What happens in the Amazon doesn’t stay in the Amazon; it affects all of us.

This dire scenario could be only one or two years away, if the current rate of deforestation is sustained. We are noticing the first flickering of the tipping point, but we aren’t quite there yet. There is still time to reverse this trend.

The tipping point is not yet inevitable

Although a wicked problem, fires in the Amazon can be addressed through a rounded approach that focuses on cutting emissions, reducing deforestation, improving local governance, strengthening international alliances that fund the protection of the Amazon, and forging strong partnerships that recognize and apply the invaluable knowledge of the indigenous peoples who have lived and protected these rainforests for thousands of years.

Now, as we think of ways to rebuild our society after the coronavirus pandemic, we have the chance to rebuild our institutions and systems so that they focus on human and environmental well-being, on sustainability and equity and regeneration. Because, as this pandemic has shown us, human societies and the environment are inextricably linked; our health and the planet’s health are one and the same.

As individuals, we can support this new avenue of development by consciously exercising our power to elect our leaders. We can reduce our consumption of products that indirectly lead to the deforestation of the Amazon and support causes, entities, and institutions whose work aligns with the vision of a healthy and equitable planet.

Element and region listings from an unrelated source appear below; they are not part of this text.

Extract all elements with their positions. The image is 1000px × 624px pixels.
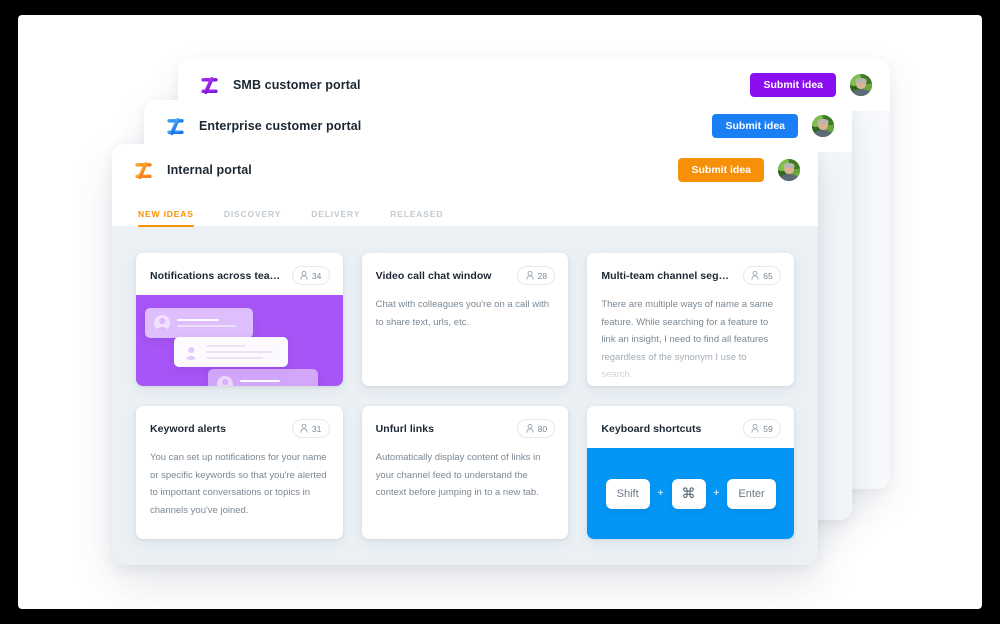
app-canvas: SMB customer portal Submit idea Enterpri… — [18, 15, 982, 609]
notification-preview — [208, 369, 318, 386]
person-avatar-icon — [154, 315, 170, 331]
idea-card-title: Unfurl links — [375, 422, 435, 435]
line — [206, 344, 247, 348]
idea-card-header: Video call chat window 28 — [362, 253, 569, 285]
idea-card-title: Keyboard shortcuts — [601, 422, 702, 435]
vote-count: 31 — [311, 423, 322, 434]
screenshot-frame: SMB customer portal Submit idea Enterpri… — [0, 0, 1000, 624]
vote-count: 59 — [763, 423, 773, 434]
avatar-hair — [817, 118, 829, 124]
idea-card-header: Notifications across teams 34 — [136, 253, 343, 285]
person-icon — [526, 271, 534, 280]
avatar-hair — [855, 77, 867, 83]
idea-card[interactable]: Keyboard shortcuts 59 Shift + ⌘ + Enter — [587, 406, 794, 539]
tab-delivery[interactable]: DELIVERY — [311, 209, 360, 226]
vote-badge[interactable]: 31 — [291, 419, 330, 438]
idea-card-header: Multi-team channel segments 65 — [587, 253, 794, 285]
idea-card[interactable]: Keyword alerts 31 You can set up notific… — [136, 406, 343, 539]
avatar[interactable] — [850, 74, 872, 96]
person-icon — [300, 424, 308, 433]
header-actions: Submit idea — [678, 157, 800, 183]
idea-card-header: Unfurl links 80 — [362, 406, 569, 438]
line — [177, 318, 219, 322]
portal-logo-icon — [164, 115, 187, 138]
vote-count: 28 — [537, 270, 548, 281]
vote-badge[interactable]: 28 — [517, 266, 556, 285]
notification-lines — [206, 344, 279, 360]
idea-card-title: Multi-team channel segments — [601, 269, 735, 282]
submit-idea-button[interactable]: Submit idea — [712, 113, 798, 139]
header-actions: Submit idea — [750, 72, 872, 98]
key-enter: Enter — [727, 478, 776, 509]
person-avatar-icon — [183, 344, 199, 360]
notification-preview — [145, 308, 253, 338]
idea-card-grid: Notifications across teams 34 Video call… — [136, 253, 794, 539]
window-title: SMB customer portal — [233, 78, 361, 92]
vote-badge[interactable]: 80 — [517, 419, 556, 438]
notification-lines — [240, 379, 309, 386]
window-internal-portal[interactable]: Internal portal Submit idea NEW IDEAS DI… — [112, 144, 818, 565]
idea-card-header: Keyword alerts 31 — [136, 406, 343, 438]
key-command: ⌘ — [671, 478, 706, 509]
key-shift: Shift — [605, 478, 650, 509]
person-icon — [526, 424, 534, 433]
tab-discovery[interactable]: DISCOVERY — [224, 209, 281, 226]
vote-badge[interactable]: 59 — [743, 419, 781, 438]
idea-card-header: Keyboard shortcuts 59 — [587, 406, 794, 438]
person-avatar-icon — [217, 376, 233, 386]
idea-card[interactable]: Unfurl links 80 Automatically display co… — [361, 406, 569, 539]
vote-count: 80 — [537, 423, 548, 434]
idea-card-title: Video call chat window — [375, 269, 492, 282]
tab-new-ideas[interactable]: NEW IDEAS — [138, 209, 194, 227]
idea-card-media-keyboard: Shift + ⌘ + Enter — [587, 448, 794, 539]
window-title: Enterprise customer portal — [199, 119, 362, 133]
key-separator: + — [713, 487, 720, 499]
status-tab-bar: NEW IDEAS DISCOVERY DELIVERY RELEASED — [112, 196, 818, 227]
key-separator: + — [657, 487, 664, 499]
idea-card-description: Chat with colleagues you're on a call wi… — [375, 299, 550, 328]
portal-logo-icon — [132, 159, 155, 182]
header-actions: Submit idea — [712, 113, 834, 139]
idea-card[interactable]: Video call chat window 28 Chat with coll… — [361, 253, 569, 386]
notification-lines — [177, 318, 244, 328]
idea-card-description: There are multiple ways of name a same f… — [601, 299, 773, 381]
idea-card[interactable]: Notifications across teams 34 — [136, 253, 343, 386]
portal-logo-icon — [198, 74, 221, 97]
idea-card-media-notifications — [136, 295, 343, 386]
avatar[interactable] — [778, 159, 800, 181]
person-icon — [300, 271, 308, 280]
idea-card-description: You can set up notifications for your na… — [150, 452, 327, 516]
idea-card-title: Keyword alerts — [150, 422, 226, 435]
line — [240, 379, 281, 383]
person-icon — [751, 271, 759, 280]
avatar-hair — [783, 162, 795, 168]
person-icon — [751, 424, 759, 433]
idea-board: Notifications across teams 34 Video call… — [112, 227, 818, 565]
submit-idea-button[interactable]: Submit idea — [750, 72, 836, 98]
vote-count: 34 — [311, 270, 322, 281]
vote-badge[interactable]: 34 — [291, 266, 330, 285]
window-internal-header: Internal portal Submit idea — [112, 144, 818, 196]
avatar[interactable] — [812, 115, 834, 137]
window-title: Internal portal — [167, 163, 252, 177]
line — [177, 324, 236, 328]
vote-count: 65 — [763, 270, 773, 281]
tab-released[interactable]: RELEASED — [390, 209, 443, 226]
idea-card-description: Automatically display content of links i… — [375, 452, 541, 499]
avatar-shoulders — [851, 89, 871, 96]
line — [206, 356, 263, 360]
avatar-shoulders — [813, 130, 833, 137]
submit-idea-button[interactable]: Submit idea — [678, 157, 764, 183]
idea-card[interactable]: Multi-team channel segments 65 There are… — [587, 253, 794, 386]
idea-card-title: Notifications across teams — [150, 269, 284, 282]
avatar-shoulders — [779, 174, 799, 181]
line — [206, 350, 274, 354]
vote-badge[interactable]: 65 — [743, 266, 781, 285]
notification-preview — [174, 337, 288, 367]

The Amazon rainforest, with its rich wealth of sounds, smells, colors, and cultures, is the epitome of diversity and life. Although we can estimate the enormous cost of the ecosystem services it provides to humanity, its true value is incalculable. Let’s strive to preserve this wonderful and essential place for everyone on the planet, present and future, so that we can all have the chance to marvel and find meaning in its exuberant beauty.